Along with the better health news, comes the roll-out of the enormous Government Stimulus programs in Canada and the US…both positive signs to the stock & bond markets. Interestingly, as of yesterday, the DOW and S&P 500 have recovered almost 50% of the decline from the March floor, so there is still a ways to go and still some head-winds in the economy. I want to measure client expectations, that although the worst may be over, it is not uncommon for a second wave of volatility to hit and certainly the pending news of the impact the virus (& Oil shock) is having on the economy, is certain to be historic. Incredible EI claims in both Canada and the US, and the imminent reporting of Q1 Corporate Earnings, which are also expected to be historically low, there is enough evidence to expect a pending recession, if we are not already in the midst of it now. How things have changed in six weeks! In early March, Q1 earnings were expected to be stellar, with the inflation low, the first phase of the China/US trade deal signed and three lowering of interest rates on both sides of the border, all signs of a pending recession were “kicked down the road” to late 2021 or 2022. That has all changed.

Having said that…this is why I am so bullish & passionate on professionally “Managed Money” in the form of Mutual Funds. I have had the opportunity to sit in on daily Webinars from Portfolio Managers from all our great supplier Fund Companies, and I feel so relaxed that our money is in the hands of some brilliant and experienced PM’s. I have learned so much and as “long-term Investors” (which we all are), this event, too shall pass. Unlike the 2008 Global Financial Crisis, this unprecedented time in history, will fade over time and when we start to ease off social distancing, the economy and the markets will recover. From what I am hearing, this correction will recover faster and more dramatically than the GFC, as our banks and corporations are in much better shape than in 2008, and the governments and world banks are doing all they can this time, to help the people and businesses in their countries.
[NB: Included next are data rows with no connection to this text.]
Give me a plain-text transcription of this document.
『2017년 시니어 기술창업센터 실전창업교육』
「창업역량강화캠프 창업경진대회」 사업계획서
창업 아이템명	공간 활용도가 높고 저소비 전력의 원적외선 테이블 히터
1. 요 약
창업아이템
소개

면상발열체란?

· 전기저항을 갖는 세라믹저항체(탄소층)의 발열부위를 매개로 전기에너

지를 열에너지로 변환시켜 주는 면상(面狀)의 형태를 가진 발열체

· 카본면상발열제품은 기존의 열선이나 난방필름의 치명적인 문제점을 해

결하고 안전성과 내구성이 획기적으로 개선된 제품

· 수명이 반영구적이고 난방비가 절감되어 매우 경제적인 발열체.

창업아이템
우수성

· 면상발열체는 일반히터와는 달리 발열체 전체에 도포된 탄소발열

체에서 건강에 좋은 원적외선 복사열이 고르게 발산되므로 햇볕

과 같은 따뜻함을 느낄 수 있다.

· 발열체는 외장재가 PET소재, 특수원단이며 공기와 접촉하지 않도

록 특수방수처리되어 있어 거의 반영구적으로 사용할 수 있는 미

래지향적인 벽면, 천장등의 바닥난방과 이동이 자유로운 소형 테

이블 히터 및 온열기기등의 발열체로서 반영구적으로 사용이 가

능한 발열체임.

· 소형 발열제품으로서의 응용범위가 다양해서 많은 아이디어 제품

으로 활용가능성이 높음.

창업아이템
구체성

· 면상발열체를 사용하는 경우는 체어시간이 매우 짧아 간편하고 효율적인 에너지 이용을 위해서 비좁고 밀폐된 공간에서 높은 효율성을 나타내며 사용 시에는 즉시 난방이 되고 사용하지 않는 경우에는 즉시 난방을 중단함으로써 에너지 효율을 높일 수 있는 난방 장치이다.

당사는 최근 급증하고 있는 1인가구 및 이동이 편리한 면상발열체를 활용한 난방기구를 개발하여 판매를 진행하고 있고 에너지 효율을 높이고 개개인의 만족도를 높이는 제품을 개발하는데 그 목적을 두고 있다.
Finally, not all news has been bad…over the past year, I have been introducing the idea of diversifying client’s portfolios to take advantage of some changing market opportunities. As our world has changed so dramatically, two of the funds I have been recommending (and holding in my RRSP for ten and five years…are the Fidelity Tech Fund and the TD Global Entertainment Fund)…two mandates that take advantage of the new world of working from home and spending more time with TV channels like Netflix, Amazon Prime Video & Disney…and if you have hockey/video fans in your family, EA Sports is a staple.

Take care and be safe, I hope to speak with you over the next quarter, or, any time you need to chat.